Oireachtas Joint and Select Committees

Wednesday, 7 March 2018

Joint Oireachtas Committee on Health

Chronic Disease Management: Discussion

9:00 am

Dr. Rónán Collins:

There is a breadth of interesting and insightful questions. Returning to Senator Burke's question on the culture of change, I very much agree with Dr. O'Shea. My experience, having followed the leader and now being the lead, is that I have not seen barriers or resistance to change in the health service once clinical leadership and direction is given, and there is involvement, particularly among the multidisciplinary team and the stakeholders, and where a cogent argument is made. While there is a pervasive sense of doom and gloom and we have come through a difficult period in Ireland, for a small country with very limited resources, together we have achieved quite a bit. Most of that has come by pulling together and enacting change rather than as a result of receiving huge resources. I replied to Senator Burke about the fractured relationship between general practice and the hospital system. Speaking personally, not on behalf of the HSE, I have never seen such a fractured relationship between the two. There is a real onus on fixing general practice, which will remain broken without investment and a new contract. Fundamentally, that needs to happen because our whole health service is built on what happens in primary care. If that is wrong, the rest of the system will be wrong.

Deputy Kelleher asked specifically about stroke prevention. He is correct. There is an acute aspect.
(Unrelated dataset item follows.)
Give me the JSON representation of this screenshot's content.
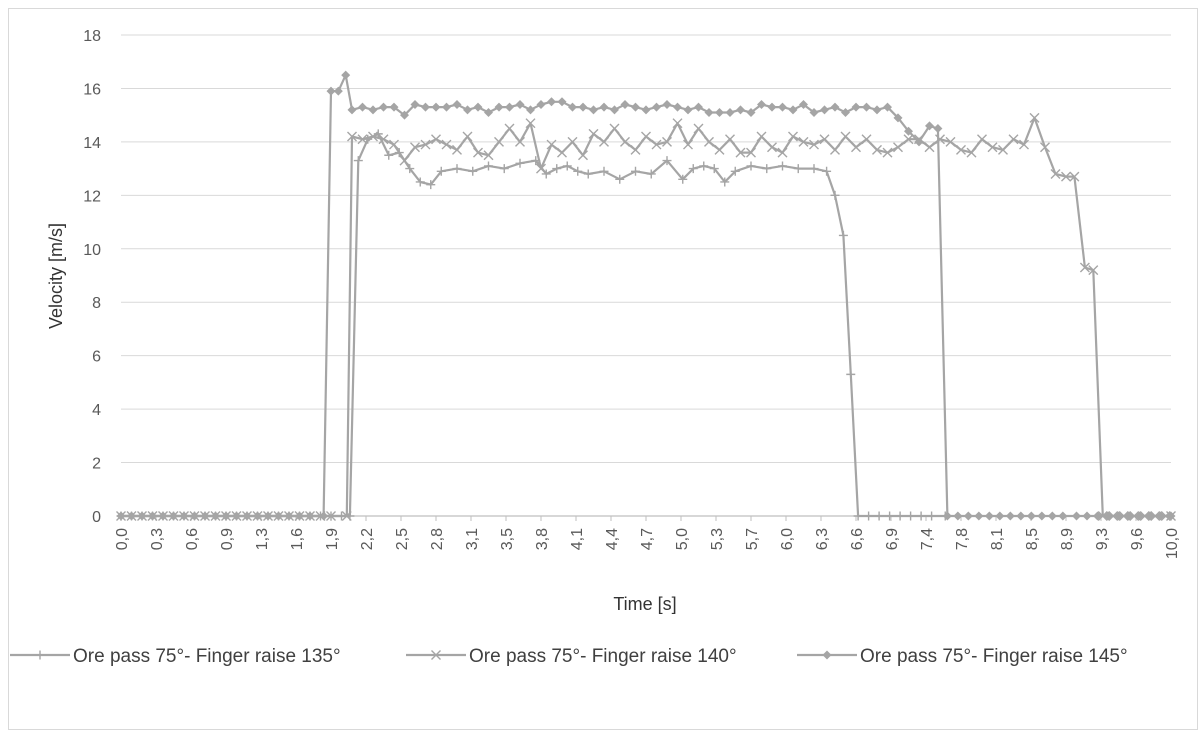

When a patient arrives in hospital there is a question of whether we can prevent disability but neither Deputy Kelleher nor myself wants to be on a table sweating it out, wondering if a treatment will work or not when facing the prospect of being paralysed down one side of the body and being unable to talk. We would by far prefer not to have been in that situation in the first place. Personally, as current lead but also on behalf of the clinical advisory group in the national stroke programme, we are wholly committed to seeking increased investment for prevention. It is the third leading cause of death in this country and our leading cause of acquired adult disability. We reckon we could prevent one third to half of all strokes through lifestyle change as Deputy Margaret Murphy O'Mahony alluded to, in areas such as exercise, weight, not smoking, keeping alcohol consumption levels low and even managing blood pressure.
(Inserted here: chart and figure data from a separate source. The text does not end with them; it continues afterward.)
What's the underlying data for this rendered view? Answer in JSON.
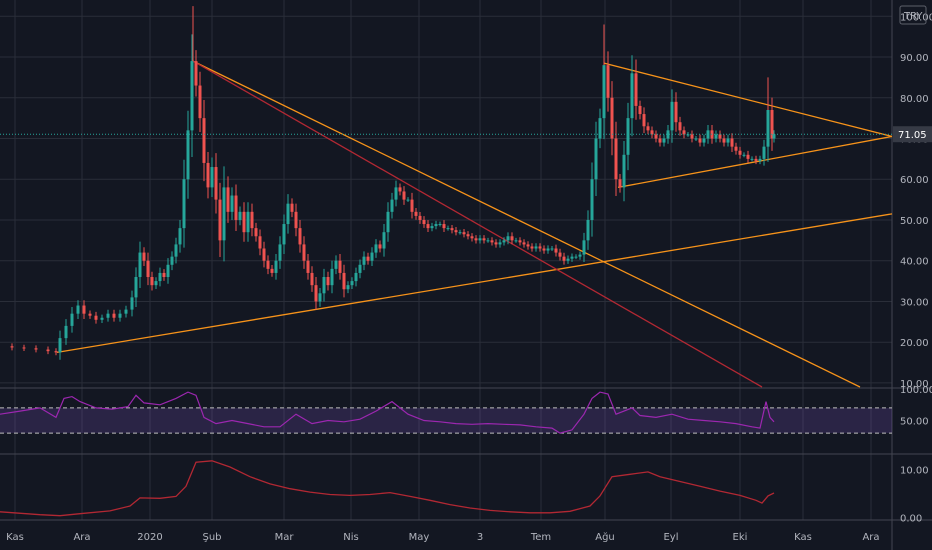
{
  "currency_badge": "TRY",
  "last_price_label": "71.05",
  "colors": {
    "background": "#131722",
    "grid": "#2a2e39",
    "up": "#26a69a",
    "down": "#ef5350",
    "trend_orange": "#f7931a",
    "trend_red": "#b22833",
    "rsi_line": "#9c27b0",
    "rsi_band": "#7e57c2",
    "lower_line": "#b22833",
    "text": "#b2b5be",
    "price_label_bg": "#363a45"
  },
  "chart_data": [
    {
      "type": "candlestick",
      "panel": "price",
      "y_ticks": [
        "100.00",
        "90.00",
        "80.00",
        "70.00",
        "60.00",
        "50.00",
        "40.00",
        "30.00",
        "20.00",
        "10.00"
      ],
      "y_tick_values": [
        100,
        90,
        80,
        70,
        60,
        50,
        40,
        30,
        20,
        10
      ],
      "ylim": [
        9,
        104
      ],
      "last_value": 71.05,
      "x_ticks": [
        "Kas",
        "Ara",
        "2020",
        "Şub",
        "Mar",
        "Nis",
        "May",
        "3",
        "Tem",
        "Ağu",
        "Eyl",
        "Eki",
        "Kas",
        "Ara"
      ],
      "series_close": [
        [
          0,
          19
        ],
        [
          12,
          18.7
        ],
        [
          24,
          18.5
        ],
        [
          36,
          18.2
        ],
        [
          48,
          17.8
        ],
        [
          56,
          17.5
        ],
        [
          60,
          21
        ],
        [
          66,
          24
        ],
        [
          72,
          27
        ],
        [
          78,
          29
        ],
        [
          84,
          27
        ],
        [
          90,
          26.5
        ],
        [
          96,
          25.5
        ],
        [
          102,
          26
        ],
        [
          108,
          27
        ],
        [
          114,
          26
        ],
        [
          120,
          27
        ],
        [
          126,
          28
        ],
        [
          132,
          31
        ],
        [
          136,
          36
        ],
        [
          140,
          42
        ],
        [
          144,
          40
        ],
        [
          148,
          36
        ],
        [
          152,
          34
        ],
        [
          156,
          35
        ],
        [
          160,
          37
        ],
        [
          164,
          36
        ],
        [
          168,
          39
        ],
        [
          172,
          41
        ],
        [
          176,
          44
        ],
        [
          180,
          48
        ],
        [
          184,
          60
        ],
        [
          188,
          72
        ],
        [
          192,
          89
        ],
        [
          196,
          83
        ],
        [
          200,
          75
        ],
        [
          204,
          64
        ],
        [
          208,
          58
        ],
        [
          212,
          63
        ],
        [
          216,
          55
        ],
        [
          220,
          45
        ],
        [
          224,
          58
        ],
        [
          228,
          52
        ],
        [
          232,
          56
        ],
        [
          236,
          50
        ],
        [
          240,
          52
        ],
        [
          244,
          47
        ],
        [
          248,
          52
        ],
        [
          252,
          48
        ],
        [
          256,
          46
        ],
        [
          260,
          43
        ],
        [
          264,
          40
        ],
        [
          268,
          38
        ],
        [
          272,
          37
        ],
        [
          276,
          40
        ],
        [
          280,
          44
        ],
        [
          284,
          49
        ],
        [
          288,
          54
        ],
        [
          292,
          52
        ],
        [
          296,
          48
        ],
        [
          300,
          44
        ],
        [
          304,
          40
        ],
        [
          308,
          37
        ],
        [
          312,
          34
        ],
        [
          316,
          30
        ],
        [
          320,
          32
        ],
        [
          324,
          36
        ],
        [
          328,
          34
        ],
        [
          332,
          38
        ],
        [
          336,
          40
        ],
        [
          340,
          37
        ],
        [
          344,
          33
        ],
        [
          348,
          34
        ],
        [
          352,
          35
        ],
        [
          356,
          37
        ],
        [
          360,
          39
        ],
        [
          364,
          41
        ],
        [
          368,
          40
        ],
        [
          372,
          42
        ],
        [
          376,
          44
        ],
        [
          380,
          43
        ],
        [
          384,
          47
        ],
        [
          388,
          52
        ],
        [
          392,
          55
        ],
        [
          396,
          58
        ],
        [
          400,
          57
        ],
        [
          404,
          55
        ],
        [
          408,
          55
        ],
        [
          412,
          52
        ],
        [
          416,
          51
        ],
        [
          420,
          50
        ],
        [
          424,
          49
        ],
        [
          428,
          48
        ],
        [
          432,
          48.5
        ],
        [
          436,
          49
        ],
        [
          440,
          49
        ],
        [
          444,
          48
        ],
        [
          448,
          48
        ],
        [
          452,
          47.5
        ],
        [
          456,
          47
        ],
        [
          460,
          47
        ],
        [
          464,
          46.5
        ],
        [
          468,
          46
        ],
        [
          472,
          45.5
        ],
        [
          476,
          45
        ],
        [
          480,
          45.5
        ],
        [
          484,
          45
        ],
        [
          488,
          45
        ],
        [
          492,
          44.5
        ],
        [
          496,
          44
        ],
        [
          500,
          44.5
        ],
        [
          504,
          45
        ],
        [
          508,
          46
        ],
        [
          512,
          45
        ],
        [
          516,
          45
        ],
        [
          520,
          44.5
        ],
        [
          524,
          44
        ],
        [
          528,
          43.5
        ],
        [
          532,
          43
        ],
        [
          536,
          43.5
        ],
        [
          540,
          43
        ],
        [
          544,
          42.5
        ],
        [
          548,
          43
        ],
        [
          552,
          43
        ],
        [
          556,
          42
        ],
        [
          560,
          41
        ],
        [
          564,
          40
        ],
        [
          568,
          40.5
        ],
        [
          572,
          41
        ],
        [
          576,
          41
        ],
        [
          580,
          41.5
        ],
        [
          584,
          45
        ],
        [
          588,
          50
        ],
        [
          592,
          60
        ],
        [
          596,
          70
        ],
        [
          600,
          75
        ],
        [
          604,
          88
        ],
        [
          608,
          80
        ],
        [
          612,
          70
        ],
        [
          616,
          60
        ],
        [
          620,
          58
        ],
        [
          624,
          66
        ],
        [
          628,
          75
        ],
        [
          632,
          86
        ],
        [
          636,
          78
        ],
        [
          640,
          76
        ],
        [
          644,
          73
        ],
        [
          648,
          72
        ],
        [
          652,
          71
        ],
        [
          656,
          70
        ],
        [
          660,
          69
        ],
        [
          664,
          70
        ],
        [
          668,
          72
        ],
        [
          672,
          79
        ],
        [
          676,
          74
        ],
        [
          680,
          72
        ],
        [
          684,
          71
        ],
        [
          688,
          71
        ],
        [
          692,
          70
        ],
        [
          696,
          70
        ],
        [
          700,
          69
        ],
        [
          704,
          70
        ],
        [
          708,
          72
        ],
        [
          712,
          70
        ],
        [
          716,
          71
        ],
        [
          720,
          70
        ],
        [
          724,
          69
        ],
        [
          728,
          70
        ],
        [
          732,
          68
        ],
        [
          736,
          67
        ],
        [
          740,
          66
        ],
        [
          744,
          66
        ],
        [
          748,
          65
        ],
        [
          752,
          65
        ],
        [
          756,
          64.5
        ],
        [
          760,
          65
        ],
        [
          764,
          68
        ],
        [
          768,
          77
        ],
        [
          772,
          70
        ],
        [
          774,
          71.05
        ]
      ],
      "trendlines": [
        {
          "color": "orange",
          "from": [
            57,
            17.5
          ],
          "to": [
            892,
            51.5
          ]
        },
        {
          "color": "orange",
          "from": [
            193,
            89
          ],
          "to": [
            860,
            9
          ]
        },
        {
          "color": "red",
          "from": [
            193,
            89
          ],
          "to": [
            762,
            9
          ]
        },
        {
          "color": "orange",
          "from": [
            604,
            88.5
          ],
          "to": [
            892,
            70.5
          ]
        },
        {
          "color": "orange",
          "from": [
            618,
            58
          ],
          "to": [
            892,
            70.5
          ]
        }
      ]
    },
    {
      "type": "line",
      "panel": "oscillator",
      "name": "",
      "y_ticks": [
        "100.00",
        "50.00"
      ],
      "y_tick_values": [
        100,
        50
      ],
      "ylim": [
        0,
        100
      ],
      "band": [
        30,
        70
      ],
      "series": [
        [
          0,
          60
        ],
        [
          20,
          65
        ],
        [
          40,
          70
        ],
        [
          56,
          55
        ],
        [
          64,
          85
        ],
        [
          72,
          88
        ],
        [
          80,
          80
        ],
        [
          96,
          70
        ],
        [
          112,
          68
        ],
        [
          128,
          72
        ],
        [
          136,
          90
        ],
        [
          144,
          78
        ],
        [
          160,
          75
        ],
        [
          176,
          85
        ],
        [
          188,
          95
        ],
        [
          196,
          90
        ],
        [
          204,
          55
        ],
        [
          216,
          45
        ],
        [
          232,
          50
        ],
        [
          248,
          45
        ],
        [
          264,
          40
        ],
        [
          280,
          40
        ],
        [
          296,
          60
        ],
        [
          312,
          45
        ],
        [
          328,
          50
        ],
        [
          344,
          48
        ],
        [
          360,
          52
        ],
        [
          376,
          65
        ],
        [
          392,
          80
        ],
        [
          408,
          60
        ],
        [
          424,
          50
        ],
        [
          440,
          48
        ],
        [
          456,
          45
        ],
        [
          472,
          44
        ],
        [
          488,
          45
        ],
        [
          504,
          44
        ],
        [
          520,
          43
        ],
        [
          536,
          40
        ],
        [
          552,
          38
        ],
        [
          560,
          30
        ],
        [
          572,
          35
        ],
        [
          584,
          60
        ],
        [
          592,
          85
        ],
        [
          600,
          95
        ],
        [
          608,
          92
        ],
        [
          616,
          60
        ],
        [
          632,
          70
        ],
        [
          640,
          58
        ],
        [
          656,
          55
        ],
        [
          672,
          60
        ],
        [
          688,
          52
        ],
        [
          704,
          50
        ],
        [
          720,
          48
        ],
        [
          736,
          45
        ],
        [
          752,
          40
        ],
        [
          760,
          38
        ],
        [
          766,
          80
        ],
        [
          770,
          55
        ],
        [
          774,
          48
        ]
      ]
    },
    {
      "type": "line",
      "panel": "lower",
      "name": "",
      "y_ticks": [
        "10.00",
        "0.00"
      ],
      "y_tick_values": [
        10,
        0
      ],
      "ylim": [
        -0.5,
        13
      ],
      "series": [
        [
          0,
          1.2
        ],
        [
          40,
          0.6
        ],
        [
          60,
          0.4
        ],
        [
          80,
          0.8
        ],
        [
          110,
          1.4
        ],
        [
          130,
          2.4
        ],
        [
          140,
          4.1
        ],
        [
          160,
          4.0
        ],
        [
          176,
          4.4
        ],
        [
          186,
          6.5
        ],
        [
          196,
          11.5
        ],
        [
          212,
          11.8
        ],
        [
          230,
          10.5
        ],
        [
          250,
          8.5
        ],
        [
          270,
          7.0
        ],
        [
          290,
          6.0
        ],
        [
          310,
          5.3
        ],
        [
          330,
          4.8
        ],
        [
          350,
          4.6
        ],
        [
          370,
          4.8
        ],
        [
          390,
          5.2
        ],
        [
          410,
          4.4
        ],
        [
          430,
          3.6
        ],
        [
          450,
          2.7
        ],
        [
          470,
          2.0
        ],
        [
          490,
          1.5
        ],
        [
          510,
          1.2
        ],
        [
          530,
          1.0
        ],
        [
          550,
          1.0
        ],
        [
          570,
          1.3
        ],
        [
          590,
          2.4
        ],
        [
          600,
          4.5
        ],
        [
          612,
          8.5
        ],
        [
          630,
          9.0
        ],
        [
          648,
          9.5
        ],
        [
          660,
          8.5
        ],
        [
          680,
          7.5
        ],
        [
          700,
          6.5
        ],
        [
          720,
          5.5
        ],
        [
          740,
          4.6
        ],
        [
          756,
          3.6
        ],
        [
          762,
          3.0
        ],
        [
          768,
          4.5
        ],
        [
          774,
          5.1
        ]
      ]
    }
  ]
}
Getting blood pressure right at 60 or 70 years is important but if we get it right in middle age, such as my own age or that of Deputy Kelleher, we can half a person's risk of stroke. That is a screening target which needs to be tackled. The other big target in prevention relates to irregular heart rhythms. For laymen, irregular heart rhythm, atrial fibrillation, can be completely silent. A person will feel nothing, but it is analogous to having a cement mixer which is not mixing the cement correctly leading to clumps forming in the cement. If that clump falls into the pump chamber of the heart, it fired like a bullet from a gun down the pipe until it gets jammed. It is a very important concept to understand. Most people in Ireland know nothing about the problem, yet it causes one in three of all major strokes in the country. Moreover, if one gets a stroke due to this mechanism, one is more likely to be disabled as a consequence and the acute treatments are less likely to work. That is another screening target for prevention. Through the national stroke programme, in collaboration with the HSE, we have demonstrated that we can introduce an effective, simple screening tool in primary care which has been through a health technology assessment and has been approved. However, to return to my remarks at the start, if the primary care end of things is wrong, we cannot do any of this. It is very much dependent on our getting the situation sorted out in primary care.